Le Phare (Kinshasa)

Congo-Kinshasa: CPI - Pas de liberté provisoire pour JP Bemba

La chambre d'appel de la Cour pénale internationale (CPI) a annulé hier la décision de la chambre préliminaire accordant la liberté provisoire à Jean-Pierre Bemba.

Les juges d'appel ont expliqué que le raisonnement à l'issue duquel leurs pairs de la Chambre préliminaire avaient conclu que l'évolution sensible des circonstances justifiait la mise en liberté provisoire de Jean-Pierre Bemba « se fondait sur une appréciation erronée de certains faits pertinents et ne tenait pas compte de certains autres », a déclaré Paul Madidi, chargé de l'Information au bureau de la CPI à Kinshasa, se fondant sur le communiqué officiel de la Cour.

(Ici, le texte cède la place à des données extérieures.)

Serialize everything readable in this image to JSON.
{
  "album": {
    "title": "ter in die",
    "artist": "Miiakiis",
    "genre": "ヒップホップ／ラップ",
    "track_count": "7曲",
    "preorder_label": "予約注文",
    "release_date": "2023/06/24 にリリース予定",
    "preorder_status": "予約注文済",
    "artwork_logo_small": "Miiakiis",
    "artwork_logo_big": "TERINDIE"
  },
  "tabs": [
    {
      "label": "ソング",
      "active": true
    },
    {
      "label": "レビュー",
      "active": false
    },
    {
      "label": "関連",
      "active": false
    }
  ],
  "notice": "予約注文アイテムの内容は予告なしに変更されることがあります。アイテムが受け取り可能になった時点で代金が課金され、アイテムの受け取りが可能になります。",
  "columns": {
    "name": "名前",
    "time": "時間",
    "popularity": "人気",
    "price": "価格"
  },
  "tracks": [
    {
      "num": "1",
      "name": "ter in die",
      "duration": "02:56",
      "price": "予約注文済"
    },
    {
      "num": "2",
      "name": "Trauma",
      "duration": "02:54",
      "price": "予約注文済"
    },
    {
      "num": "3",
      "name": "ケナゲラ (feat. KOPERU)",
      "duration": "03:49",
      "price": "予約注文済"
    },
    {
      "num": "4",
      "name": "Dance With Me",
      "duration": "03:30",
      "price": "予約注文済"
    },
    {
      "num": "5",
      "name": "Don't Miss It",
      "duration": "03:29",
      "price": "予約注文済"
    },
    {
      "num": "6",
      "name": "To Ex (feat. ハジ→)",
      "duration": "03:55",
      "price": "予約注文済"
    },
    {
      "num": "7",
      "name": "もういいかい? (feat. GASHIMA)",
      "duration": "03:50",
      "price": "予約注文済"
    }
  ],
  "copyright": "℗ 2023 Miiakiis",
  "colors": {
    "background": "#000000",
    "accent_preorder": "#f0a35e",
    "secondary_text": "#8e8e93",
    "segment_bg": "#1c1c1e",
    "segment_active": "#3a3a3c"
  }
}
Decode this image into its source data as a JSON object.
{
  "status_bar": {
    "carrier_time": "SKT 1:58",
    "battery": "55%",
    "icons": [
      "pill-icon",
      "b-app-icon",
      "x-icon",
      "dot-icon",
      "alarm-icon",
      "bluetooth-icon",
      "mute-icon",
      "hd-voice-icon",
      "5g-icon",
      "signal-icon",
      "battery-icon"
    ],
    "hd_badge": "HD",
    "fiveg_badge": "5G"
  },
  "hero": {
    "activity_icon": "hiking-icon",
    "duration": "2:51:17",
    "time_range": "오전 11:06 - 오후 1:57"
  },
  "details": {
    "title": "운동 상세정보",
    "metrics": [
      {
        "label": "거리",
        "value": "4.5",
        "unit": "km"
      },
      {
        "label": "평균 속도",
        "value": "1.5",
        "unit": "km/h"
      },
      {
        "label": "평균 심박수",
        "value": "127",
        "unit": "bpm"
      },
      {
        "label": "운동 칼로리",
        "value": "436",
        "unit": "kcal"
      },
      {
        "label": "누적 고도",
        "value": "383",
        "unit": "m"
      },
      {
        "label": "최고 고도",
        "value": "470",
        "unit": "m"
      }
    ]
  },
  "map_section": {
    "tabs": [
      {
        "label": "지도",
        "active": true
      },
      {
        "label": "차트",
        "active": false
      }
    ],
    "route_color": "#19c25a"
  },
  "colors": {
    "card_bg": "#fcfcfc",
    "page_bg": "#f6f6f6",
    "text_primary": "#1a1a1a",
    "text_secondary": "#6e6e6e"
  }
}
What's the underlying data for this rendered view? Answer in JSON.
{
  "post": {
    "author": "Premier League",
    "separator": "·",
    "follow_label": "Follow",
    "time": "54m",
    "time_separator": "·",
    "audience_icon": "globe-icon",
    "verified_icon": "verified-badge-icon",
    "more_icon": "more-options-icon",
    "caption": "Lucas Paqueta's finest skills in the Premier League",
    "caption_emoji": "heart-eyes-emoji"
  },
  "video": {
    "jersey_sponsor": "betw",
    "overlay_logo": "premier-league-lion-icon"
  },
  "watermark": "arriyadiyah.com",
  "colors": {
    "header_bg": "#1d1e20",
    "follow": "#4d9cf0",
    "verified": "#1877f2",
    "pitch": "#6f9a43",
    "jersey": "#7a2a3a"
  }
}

La Chambre d'appel a également considéré qu'une décision de mise en liberté sous condition doit être « unique » et « indivisible » et doit fixer les conditions précises de cette mise en liberté.

Concrètement, les juges d'appel ont estimé - outre que leurs pairs de la chambre préliminaire avaient, à leurs yeux, fait une lecture « erronée » pour libérer Bemba, qu'ils devaient s'assurer quel pays devrait accueillir le suspect et quelles en seraient les conditions de mise en liberté. « La Chambre d'appel a souligné que, sans la coopération de l'État en question, la décision de mise en liberté sous condition serait sans effet », a ajouté Madidi devant des journalistes dans un briefing hebdomadaire à Kinshasa.

La Cour qui libère, la cour qui maintient Le 14 août dernier, les juges de la Chambre préliminaire avaient conclu qu'ils ne pouvaient plus garder Bemba en détention, les circonstances ayant sensiblement changer. Conformément aux statuts qui font fonctionner la Cour, la décision d'arrestation et de détention revient aux juges de la chambre préliminaire, autrement appelée la chambre d'accusation. Pour justifier sa décision, la chambre avait expliqué que le maintien en détention de Bemba n'était plus nécessaire pour garantir sa comparution. Et qu'au regard de sa conduite, Bemba ne ferait pas obstacle à l'enquête, ni n'en compromettrait le déroulement et ne poursuivrait pas l'exécution du même crime ou d'un crime connexe relevant de la compétence de la Cour.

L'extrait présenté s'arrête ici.